Circulatory system diseases affect the heart and blood vessels and make it harder for blood to flow throughout the body, so it covers both cardiovascular diseases (including heart attack and heart failure) and vascular diseases (including blood clots). Some conditions have symptoms, but others are silent. Common symptoms include chest pain, edema (fluid retention), heart palpitations and shortness of breath.

Respiratory diseases include bacterial pneumonia, pulmonary embolism, tuberculosis, acute asthma, lung cancer, and severe acute respiratory syndromes.

This is a truly macabre heading, but it just means looking at the risks facing someone who is (still) a living white male, over 70.

What we see is that my main risk/cause of death is already circulatory, and will increasingly be so for the rest of my life.

As an example, should I survive to be 80 years old, circulatory problems are at 37%, compared to cancer at 29%. Given that cancer is often perceived as the main cause of death, the key message is to not underestimate the risks of circulatory problems. 

Avoiding Dementia

2025.02.15 How to cut your dementia risk

It suggested that visual sensitivity can predict dementia as many as 12 years before it’s formally diagnosed. And it may be that people who watch more TV and read more have better memory and significantly lower dementia risk (possibly because of eye movement).

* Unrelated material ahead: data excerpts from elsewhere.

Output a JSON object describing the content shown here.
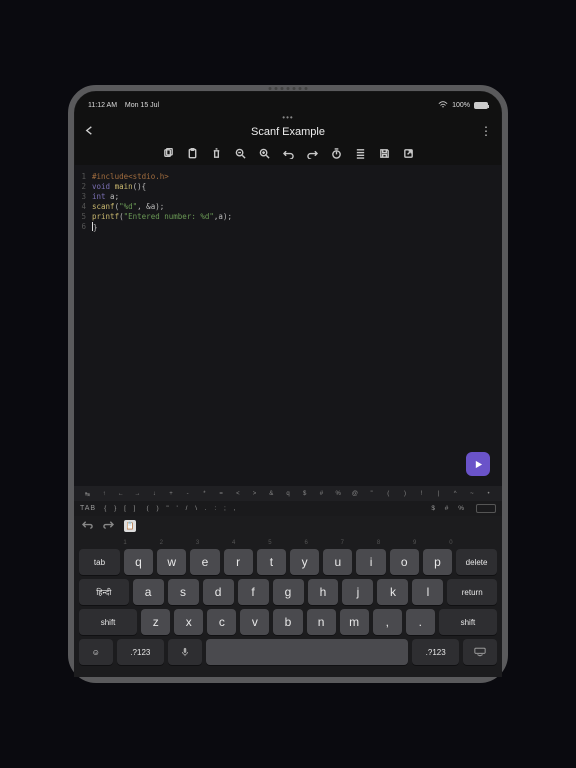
{
  "status": {
    "time": "11:12 AM",
    "date": "Mon 15 Jul",
    "battery": "100%"
  },
  "header": {
    "dots": "•••",
    "title": "Scanf Example"
  },
  "toolbar": {
    "icons": [
      "copy",
      "paste",
      "delete",
      "zoom-out",
      "zoom-in",
      "undo",
      "redo",
      "timer",
      "indent",
      "save",
      "share"
    ]
  },
  "code": {
    "lines": [
      {
        "n": "1",
        "segs": [
          {
            "cls": "tok-preproc",
            "t": "#include<stdio.h>"
          }
        ]
      },
      {
        "n": "2",
        "segs": [
          {
            "cls": "tok-kw",
            "t": "void"
          },
          {
            "cls": "tok-plain",
            "t": " "
          },
          {
            "cls": "tok-fn",
            "t": "main"
          },
          {
            "cls": "tok-plain",
            "t": "(){"
          }
        ]
      },
      {
        "n": "3",
        "segs": [
          {
            "cls": "tok-type",
            "t": "int"
          },
          {
            "cls": "tok-plain",
            "t": " a;"
          }
        ]
      },
      {
        "n": "4",
        "segs": [
          {
            "cls": "tok-fn",
            "t": "scanf"
          },
          {
            "cls": "tok-plain",
            "t": "("
          },
          {
            "cls": "tok-str",
            "t": "\"%d\""
          },
          {
            "cls": "tok-plain",
            "t": ", &a);"
          }
        ]
      },
      {
        "n": "5",
        "segs": [
          {
            "cls": "tok-fn",
            "t": "printf"
          },
          {
            "cls": "tok-plain",
            "t": "("
          },
          {
            "cls": "tok-str",
            "t": "\"Entered number: %d\""
          },
          {
            "cls": "tok-plain",
            "t": ",a);"
          }
        ]
      },
      {
        "n": "6",
        "segs": [
          {
            "cls": "tok-plain",
            "t": "}"
          }
        ],
        "cursor": true
      }
    ]
  },
  "extraRow": [
    "↹",
    "↑",
    "←",
    "→",
    "↓",
    "+",
    "-",
    "*",
    "=",
    "<",
    ">",
    "&",
    "q",
    "$",
    "#",
    "%",
    "@",
    "\"",
    "(",
    ")",
    "!",
    "|",
    "^",
    "~",
    "•"
  ],
  "tabRow": {
    "tab": "TAB",
    "left": "{  }  [  ]",
    "mid": "(  )  \"  '  /  \\  .  :  ;  ,",
    "right": "$  #  %"
  },
  "keyboard": {
    "hints": [
      "1",
      "2",
      "3",
      "4",
      "5",
      "6",
      "7",
      "8",
      "9",
      "0"
    ],
    "row1": [
      "q",
      "w",
      "e",
      "r",
      "t",
      "y",
      "u",
      "i",
      "o",
      "p"
    ],
    "row2": [
      "a",
      "s",
      "d",
      "f",
      "g",
      "h",
      "j",
      "k",
      "l"
    ],
    "row3": [
      "z",
      "x",
      "c",
      "v",
      "b",
      "n",
      "m",
      ",",
      "."
    ],
    "tab": "tab",
    "delete": "delete",
    "lang": "हिन्दी",
    "return": "return",
    "shift": "shift",
    "numkey": ".?123"
  }
}
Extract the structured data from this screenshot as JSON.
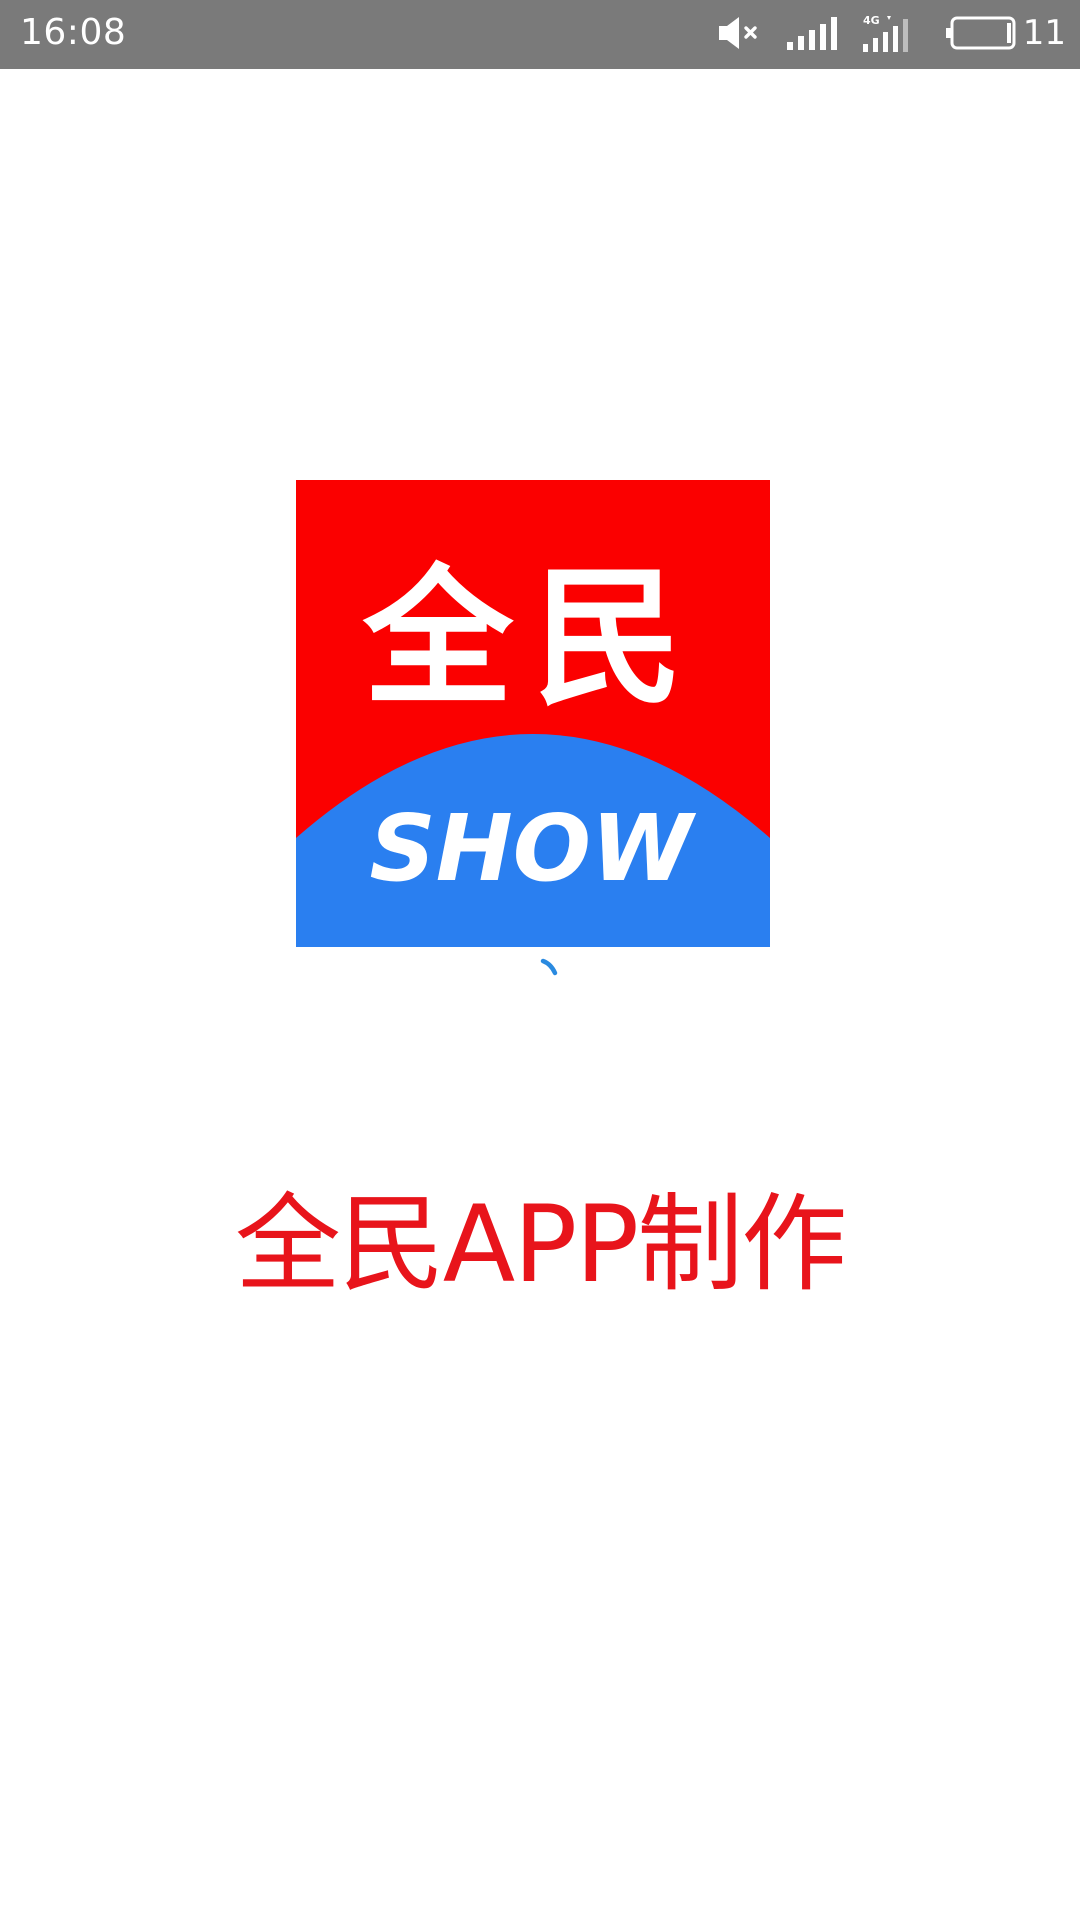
{
  "status_bar": {
    "time": "16:08",
    "network_type": "4G",
    "battery_level": "11",
    "icons": [
      "mute-icon",
      "signal-icon",
      "4g-signal-icon",
      "battery-icon"
    ]
  },
  "splash": {
    "logo": {
      "top_text": "全民",
      "bottom_text": "SHOW",
      "top_color": "#fb0000",
      "bottom_color": "#2a7ff0"
    },
    "loading_indicator": "loading-spinner-icon",
    "app_name": "全民APP制作",
    "app_name_color": "#e8141b"
  }
}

Being more educated and having a higher-quality education tends to be associated with better health outcomes, and the same is true for dementia.

According to the Alzheimer’s Society, persistent loneliness (social isolation) can increase a person’s dementia risk by around 60%.

Of the so-called ‘big five’ traits (conscientiousness, extraversion, openness to experience, neuroticism and agreeableness), which ones affect the subjective measures of wellbeing (positive and negative, and life satisfaction). High conscientiousness and low levels of neuroticism had “really clear links to a lower risk of dementia diagnosis”.

Scientists have found a link between how much polluted air someone is exposed to and their risk of developing dementia in later life.

It’s been long established that a dementia diagnosis often goes hand in hand with disturbances in sleeping patterns.

A normal night’s sleep is seven hours and consistently getting less than this was associated with a 30% increase in dementia risk.

What’s good for the heart is good for the brain. In other words, preventing cardiovascular disease and diabetes, maintaining a healthy weight, keeping blood pressure low and avoiding smoking will all reduce the risk of dementia.

Next steps

The next step is to assess my existing risk profile, and then to understand how to manage/reduce the most important risks.